Meta* recently released the first models of the Llama 4 herd, which enables the creation of more personalized multimodal experiences. Llama 4 models use MoE (Mixture of Experts) architecture and are designed with native multimodality by incorporating early fusion to seamlessly integrate text and vision tokens into a unified model backbone. The Llama 4 herd includes Llama 4 Scout and Llama 4 Maverick models.
Llama 4 Scout is a general-purpose multimodal model with 17 billion active parameters, 16 experts, and 109 billion total parameters that delivers state-of-the-art performance for its class. Scout dramatically increases the supported context length from 128K in Llama 3 to an industry leading 10 million tokens. Llama 4 Maverick contains 17 billion active parameters, 128 experts, and 400 billion total parameters, offering high quality at a lower price compared to Llama 3.3 70B.
As a close partner of Meta, Intel today announces functional support for Llama 4 models across Intel® Gaudi® 3 AI accelerator and Intel® Xeon® processors.
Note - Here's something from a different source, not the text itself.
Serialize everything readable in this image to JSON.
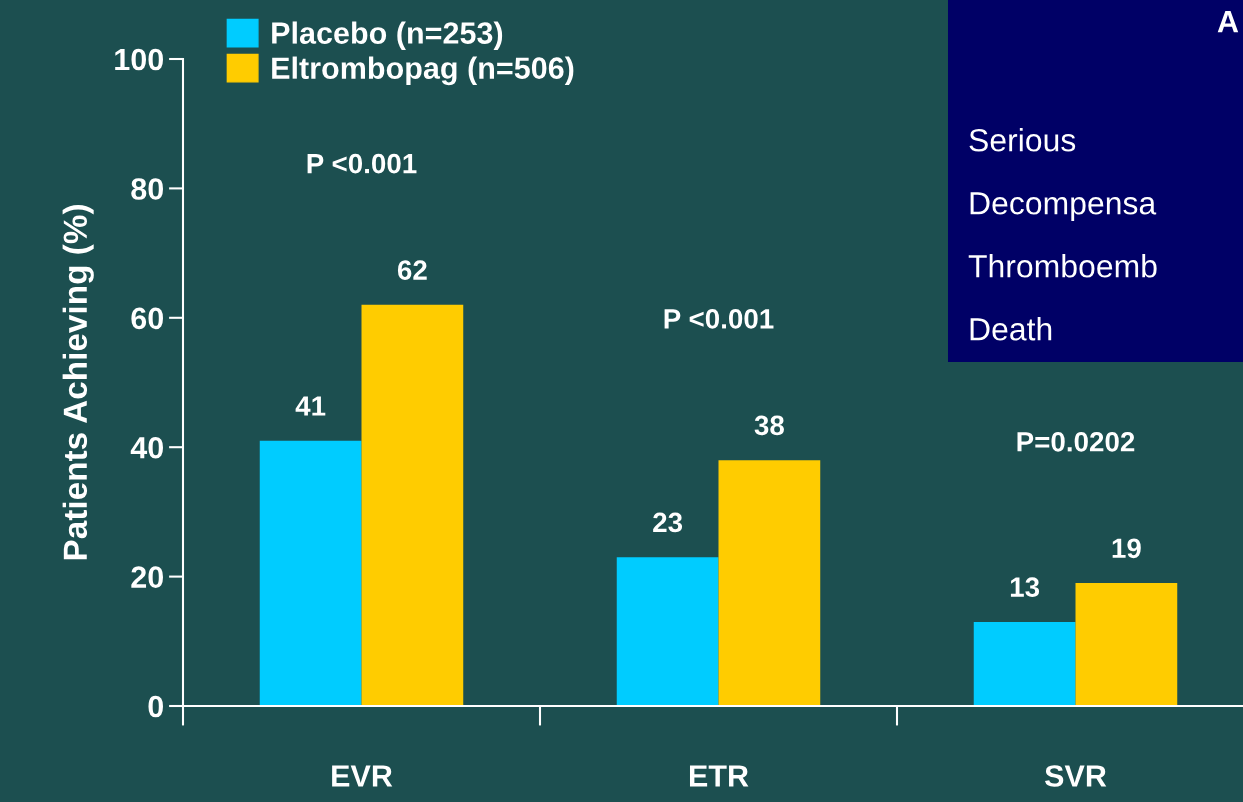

Intel Gaudi 3 AI accelerators are designed from the ground up for AI workloads and benefit from Tensor cores, and eight large Matrix Multiplication Engines compared to many small matrix multiplication units that a GPU has. This leads to reduced data transfers and greater energy efficiency. The new Llama 4 Maverick model can be run on a single Gaudi 3 node with 8 accelerators.
Intel Xeon processors address demanding end-to-end AI workloads. Available across major cloud service providers, Intel Xeon processors have an AI engine (AMX) in every core that unlocks new levels of performance for inference and training. The combination of Intel Xeon AMX instructions, large memory capacity and increased memory bandwidth in Intel® Xeon® 6 processors make Xeon a cost- efficient solution to deploy MoE models like Llama 4.
Open ecosystem software, like PyTorch*, Hugging Face*, vLLM*, and OPEA, are optimized for Intel Gaudi and Intel Xeon processors, to help make AI system deployment easier.
Intel is excited to support these multimodal models and will continue performance optimizations. Performance benchmarks for Llama 4 herd of models will be published in the following weeks.